A log stream is a sequence of log events that share the same source. Each separate source of logs in CloudWatch Logs makes up a separate log stream.

This rule looks for the deletion of a log stream using the API DeleteLogStream action. Attackers can do this to cover their tracks and impact security monitoring that relies on these sources.

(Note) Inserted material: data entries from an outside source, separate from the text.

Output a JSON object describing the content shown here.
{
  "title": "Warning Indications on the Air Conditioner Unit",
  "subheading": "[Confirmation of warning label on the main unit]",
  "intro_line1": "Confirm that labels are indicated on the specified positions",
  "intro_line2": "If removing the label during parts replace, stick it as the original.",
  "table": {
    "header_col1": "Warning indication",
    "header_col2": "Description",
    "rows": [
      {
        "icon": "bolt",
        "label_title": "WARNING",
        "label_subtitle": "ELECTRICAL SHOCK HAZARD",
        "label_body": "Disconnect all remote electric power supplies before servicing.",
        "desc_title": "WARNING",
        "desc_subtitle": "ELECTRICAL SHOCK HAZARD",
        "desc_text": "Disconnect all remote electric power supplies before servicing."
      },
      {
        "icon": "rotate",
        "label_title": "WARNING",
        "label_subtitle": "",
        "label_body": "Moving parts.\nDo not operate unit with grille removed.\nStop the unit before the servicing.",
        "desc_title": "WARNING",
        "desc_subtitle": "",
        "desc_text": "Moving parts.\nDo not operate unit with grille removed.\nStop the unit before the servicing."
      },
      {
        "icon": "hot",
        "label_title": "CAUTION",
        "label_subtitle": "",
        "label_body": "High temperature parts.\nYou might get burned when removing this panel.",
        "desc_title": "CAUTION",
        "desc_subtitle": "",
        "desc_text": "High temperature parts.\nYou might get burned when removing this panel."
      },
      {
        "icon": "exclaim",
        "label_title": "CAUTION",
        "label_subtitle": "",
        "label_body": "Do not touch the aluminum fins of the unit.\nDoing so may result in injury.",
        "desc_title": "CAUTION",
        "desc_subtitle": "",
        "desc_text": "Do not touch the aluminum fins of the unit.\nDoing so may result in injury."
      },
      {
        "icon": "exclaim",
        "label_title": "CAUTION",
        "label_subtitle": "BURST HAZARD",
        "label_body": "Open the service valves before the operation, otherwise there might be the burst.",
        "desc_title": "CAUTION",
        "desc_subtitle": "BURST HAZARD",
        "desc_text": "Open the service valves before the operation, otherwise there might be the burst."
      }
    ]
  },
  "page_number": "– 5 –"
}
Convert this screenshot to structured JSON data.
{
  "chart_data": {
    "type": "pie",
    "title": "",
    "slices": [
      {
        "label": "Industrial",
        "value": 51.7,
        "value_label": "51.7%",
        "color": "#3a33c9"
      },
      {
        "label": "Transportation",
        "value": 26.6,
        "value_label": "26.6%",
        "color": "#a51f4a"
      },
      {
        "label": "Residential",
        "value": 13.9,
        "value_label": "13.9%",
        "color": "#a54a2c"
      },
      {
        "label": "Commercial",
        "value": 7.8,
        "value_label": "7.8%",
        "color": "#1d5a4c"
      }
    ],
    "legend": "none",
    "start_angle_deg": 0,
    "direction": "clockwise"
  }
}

Possible investigation steps

  • Identify the user account that performed the action and whether it should perform this kind of action.
  • Investigate other alerts associated with the user account during the past 48 hours.
  • Contact the account and resource owners and confirm whether they are aware of this activity.
  • Check if this operation was approved and performed according to the organization's change management policy.
  • Considering the source IP address and geolocation of the user who issued the command:
    • Do they look normal for the calling user?
    • If the source is an EC2 IP address, is it associated with an EC2 instance in one of your accounts or is the source IP from an EC2 instance that's not under your control?
    • If it is an authorized EC2 instance, is the activity associated with normal behavior for the instance role or roles? Are there any other alerts or signs of suspicious activity involving this instance?
  • Investigate the deleted log stream's criticality and whether the responsible team is aware of the deletion.
  • If you suspect the account has been compromised, scope potentially compromised assets by tracking servers, services, and data accessed by the account in the last 24 hours.

False positive analysis

  • If this rule is noisy in your environment due to expected activity, consider adding exceptions — preferably with a combination of user and IP address conditions.

Response and remediation

  • Initiate the incident response process based on the outcome of the triage.
  • Disable or limit the account during the investigation and response.
  • Identify the possible impact of the incident and prioritize accordingly; the following actions can help you gain context:
    • Identify the account role in the cloud environment.
    • Assess the criticality of affected services and servers.
    • Work with your IT team to identify and minimize the impact on users.
    • Identify if the attacker is moving laterally and compromising other accounts, servers, or services.
    • Identify any regulatory or legal ramifications related to this activity.
  • Investigate credential exposure on systems compromised or used by the attacker to ensure all compromised accounts are identified. Reset passwords or delete API keys as needed to revoke the attacker's access to the environment. Work with your IT teams to minimize the impact on business operations during these actions.
  • Check if unauthorized new users were created, remove unauthorized new accounts, and request password resets for other IAM users.
  • Consider enabling multi-factor authentication for users.
  • Review the permissions assigned to the implicated user to ensure that the least privilege principle is being followed.
  • Implement security best practices outlined by AWS.
  • Take the actions needed to return affected systems, data, or services to their normal operational levels.
  • Identify the initial vector abused by the attacker and take action to prevent reinfection via the same vector.
  • Using the incident response data, update logging and audit policies to improve the mean time to detect (MTTD) and the mean time to respond (MTTR).

Setup

The AWS Fleet integration, Filebeat module, or similarly structured data is required to be compatible with this rule.